Unlike TTE, 3DE doesn’t require geometric assumption and can provide accurate assessment of ventricular size and function also in left ventricles with asymmetrical shape6. In addition, 3DE may provide surgical views of the culprit lesion. Some studies indicate that 3DE can accurately reconstruct aneurysmal left ventricles and can provide separate aneurysm and residual LV body volumes to assess the physiological impact in the function of the non-aneurysmal LV; this would provide pre-surgical information about patch size and make it possible to calculate the actual ventricular size, shape and function after aneurysmectomy7. The benefit of 3D imaging in LVPA has been shown in many reports8,9.

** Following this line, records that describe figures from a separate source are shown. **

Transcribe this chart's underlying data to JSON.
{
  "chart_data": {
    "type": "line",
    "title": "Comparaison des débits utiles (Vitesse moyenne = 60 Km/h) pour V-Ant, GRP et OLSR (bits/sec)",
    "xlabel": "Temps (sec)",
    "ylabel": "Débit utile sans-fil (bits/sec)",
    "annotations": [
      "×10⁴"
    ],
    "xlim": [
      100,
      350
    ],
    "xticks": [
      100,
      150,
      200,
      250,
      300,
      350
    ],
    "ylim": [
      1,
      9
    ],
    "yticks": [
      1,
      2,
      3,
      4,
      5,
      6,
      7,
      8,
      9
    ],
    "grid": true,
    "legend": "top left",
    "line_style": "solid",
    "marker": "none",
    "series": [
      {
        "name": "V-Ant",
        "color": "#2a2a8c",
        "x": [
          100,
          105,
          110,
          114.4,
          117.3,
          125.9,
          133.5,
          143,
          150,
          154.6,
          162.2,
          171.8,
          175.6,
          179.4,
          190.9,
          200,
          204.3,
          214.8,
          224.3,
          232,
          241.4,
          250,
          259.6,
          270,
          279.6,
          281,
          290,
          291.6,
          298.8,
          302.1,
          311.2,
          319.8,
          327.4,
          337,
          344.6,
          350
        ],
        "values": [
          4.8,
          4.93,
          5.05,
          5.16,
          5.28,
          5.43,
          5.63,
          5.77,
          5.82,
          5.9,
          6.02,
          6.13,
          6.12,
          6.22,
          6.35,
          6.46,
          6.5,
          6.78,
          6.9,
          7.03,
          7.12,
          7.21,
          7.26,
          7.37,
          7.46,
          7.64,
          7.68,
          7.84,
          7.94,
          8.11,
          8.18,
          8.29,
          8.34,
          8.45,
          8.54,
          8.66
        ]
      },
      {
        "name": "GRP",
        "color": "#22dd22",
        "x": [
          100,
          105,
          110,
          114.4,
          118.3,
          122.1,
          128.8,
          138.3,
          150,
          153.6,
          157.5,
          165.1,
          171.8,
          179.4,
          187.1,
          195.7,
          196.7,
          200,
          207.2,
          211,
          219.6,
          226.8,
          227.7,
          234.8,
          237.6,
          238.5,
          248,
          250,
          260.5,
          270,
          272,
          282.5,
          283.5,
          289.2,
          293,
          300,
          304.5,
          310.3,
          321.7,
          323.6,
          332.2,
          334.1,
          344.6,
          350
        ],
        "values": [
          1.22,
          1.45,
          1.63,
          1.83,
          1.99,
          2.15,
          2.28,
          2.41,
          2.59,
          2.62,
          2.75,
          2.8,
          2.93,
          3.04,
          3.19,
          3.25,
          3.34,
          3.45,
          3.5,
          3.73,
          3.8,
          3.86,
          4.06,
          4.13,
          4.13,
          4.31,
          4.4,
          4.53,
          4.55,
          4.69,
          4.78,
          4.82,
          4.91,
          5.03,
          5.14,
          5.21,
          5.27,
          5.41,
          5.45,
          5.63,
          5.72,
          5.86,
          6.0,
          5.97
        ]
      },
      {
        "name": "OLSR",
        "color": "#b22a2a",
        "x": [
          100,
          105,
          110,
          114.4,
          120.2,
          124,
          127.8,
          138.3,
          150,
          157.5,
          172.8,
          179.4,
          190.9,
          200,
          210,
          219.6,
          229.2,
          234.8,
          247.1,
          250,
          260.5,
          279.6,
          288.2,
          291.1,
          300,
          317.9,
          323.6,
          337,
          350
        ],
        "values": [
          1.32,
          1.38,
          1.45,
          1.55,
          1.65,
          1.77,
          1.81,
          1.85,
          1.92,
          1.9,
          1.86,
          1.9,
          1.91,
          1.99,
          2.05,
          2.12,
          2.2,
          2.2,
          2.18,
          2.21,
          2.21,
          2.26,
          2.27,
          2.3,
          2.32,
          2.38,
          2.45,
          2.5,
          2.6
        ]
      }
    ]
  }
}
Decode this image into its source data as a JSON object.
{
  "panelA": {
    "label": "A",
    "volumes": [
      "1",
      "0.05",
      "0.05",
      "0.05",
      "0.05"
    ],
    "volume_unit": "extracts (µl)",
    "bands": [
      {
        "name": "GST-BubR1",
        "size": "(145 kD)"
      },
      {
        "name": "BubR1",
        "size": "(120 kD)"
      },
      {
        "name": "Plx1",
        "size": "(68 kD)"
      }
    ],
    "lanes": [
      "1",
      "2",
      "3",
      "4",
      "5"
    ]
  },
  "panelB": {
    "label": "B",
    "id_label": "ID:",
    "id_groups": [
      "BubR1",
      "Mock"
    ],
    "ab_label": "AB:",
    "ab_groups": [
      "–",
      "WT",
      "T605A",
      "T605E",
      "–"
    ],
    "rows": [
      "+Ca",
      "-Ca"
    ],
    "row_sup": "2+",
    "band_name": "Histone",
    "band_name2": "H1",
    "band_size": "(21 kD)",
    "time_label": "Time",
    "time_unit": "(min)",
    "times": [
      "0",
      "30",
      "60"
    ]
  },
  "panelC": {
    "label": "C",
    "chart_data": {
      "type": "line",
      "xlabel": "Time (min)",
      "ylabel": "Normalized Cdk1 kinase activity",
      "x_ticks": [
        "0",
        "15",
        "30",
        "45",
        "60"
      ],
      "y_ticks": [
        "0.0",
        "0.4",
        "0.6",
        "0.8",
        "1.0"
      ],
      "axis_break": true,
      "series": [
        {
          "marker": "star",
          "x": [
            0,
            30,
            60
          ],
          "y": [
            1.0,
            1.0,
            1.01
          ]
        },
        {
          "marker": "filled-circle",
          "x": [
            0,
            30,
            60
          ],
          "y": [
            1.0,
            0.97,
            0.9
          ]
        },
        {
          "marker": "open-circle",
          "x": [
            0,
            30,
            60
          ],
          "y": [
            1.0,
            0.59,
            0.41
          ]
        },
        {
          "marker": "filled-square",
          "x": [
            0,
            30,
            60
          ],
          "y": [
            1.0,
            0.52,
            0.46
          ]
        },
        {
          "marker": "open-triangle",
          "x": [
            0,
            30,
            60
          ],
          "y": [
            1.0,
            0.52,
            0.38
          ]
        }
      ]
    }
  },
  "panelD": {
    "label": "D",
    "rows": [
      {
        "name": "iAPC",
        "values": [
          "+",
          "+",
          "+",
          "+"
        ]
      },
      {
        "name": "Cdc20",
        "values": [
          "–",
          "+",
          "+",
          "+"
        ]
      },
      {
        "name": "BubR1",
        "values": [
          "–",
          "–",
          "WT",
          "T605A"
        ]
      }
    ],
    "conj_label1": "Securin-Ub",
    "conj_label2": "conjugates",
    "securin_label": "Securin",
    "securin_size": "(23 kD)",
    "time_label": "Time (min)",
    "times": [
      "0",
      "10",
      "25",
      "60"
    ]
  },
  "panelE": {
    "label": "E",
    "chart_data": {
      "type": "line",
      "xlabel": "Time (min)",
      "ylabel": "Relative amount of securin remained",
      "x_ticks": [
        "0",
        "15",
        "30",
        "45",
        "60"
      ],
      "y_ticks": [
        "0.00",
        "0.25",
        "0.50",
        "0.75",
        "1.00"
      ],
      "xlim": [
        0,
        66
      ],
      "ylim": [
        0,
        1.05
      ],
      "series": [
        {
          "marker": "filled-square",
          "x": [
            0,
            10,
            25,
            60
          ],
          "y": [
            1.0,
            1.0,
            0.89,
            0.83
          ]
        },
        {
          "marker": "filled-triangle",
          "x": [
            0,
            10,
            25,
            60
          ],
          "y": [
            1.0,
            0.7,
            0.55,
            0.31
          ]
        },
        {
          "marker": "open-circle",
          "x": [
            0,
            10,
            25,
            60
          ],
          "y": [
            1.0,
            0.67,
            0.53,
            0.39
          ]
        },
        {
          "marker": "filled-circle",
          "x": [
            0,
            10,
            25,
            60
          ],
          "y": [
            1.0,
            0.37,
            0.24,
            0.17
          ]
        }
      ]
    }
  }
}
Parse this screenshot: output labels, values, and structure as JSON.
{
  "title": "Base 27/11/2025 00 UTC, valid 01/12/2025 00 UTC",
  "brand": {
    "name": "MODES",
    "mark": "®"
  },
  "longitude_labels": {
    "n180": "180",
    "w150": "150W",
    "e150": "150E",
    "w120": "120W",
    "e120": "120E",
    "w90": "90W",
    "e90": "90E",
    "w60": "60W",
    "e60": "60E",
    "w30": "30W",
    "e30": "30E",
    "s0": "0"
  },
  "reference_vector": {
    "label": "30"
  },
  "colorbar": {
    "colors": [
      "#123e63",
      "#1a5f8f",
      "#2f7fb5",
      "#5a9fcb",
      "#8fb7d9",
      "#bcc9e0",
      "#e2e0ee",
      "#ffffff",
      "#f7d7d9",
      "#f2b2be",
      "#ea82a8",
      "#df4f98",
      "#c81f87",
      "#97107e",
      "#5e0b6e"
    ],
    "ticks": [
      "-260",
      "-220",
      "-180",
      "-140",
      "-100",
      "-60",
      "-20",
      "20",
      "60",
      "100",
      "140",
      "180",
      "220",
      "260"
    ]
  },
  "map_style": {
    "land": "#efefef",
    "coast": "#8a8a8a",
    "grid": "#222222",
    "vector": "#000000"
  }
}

Untreated LVPA have approximately 30-40% risk of rupture and a poor prognosis, therefore surgical correction is usually mandatory10. Differentiating left ventricle pseudoaneurysm from true aneurysm is very important for patient’s management; in fact, true aneurysms have to be treated surgically only when the medical therapy is considered insufficient. The surgical intervention consists of removing the pseudoaneurysmal sac and closing the neck directly, if fibrotic edges are present, or with a synthetic or pericardial patch. Concomitant myocardial revascularization and correction of associated mitral valve regurgitation could complement ventricular repair.

The pseudoaneurysm of this case was detected accidentally by TTE, because of heart failure signs and symptoms, due to an unrecognized myocardial infarction occurred months before presentation. Pre-surgical assessment included TTE, contrast ventriculography, coronary angiography, CMR and 3DE. The latter allowed the best evaluation of the location and shape of the LVPA, compared to TTE, and it provided surgical views of pseudoaneurysmal dilation. CMR consented the final diagnosis of LVPA, and allowed to obtain accurate measurements of the LVPA size.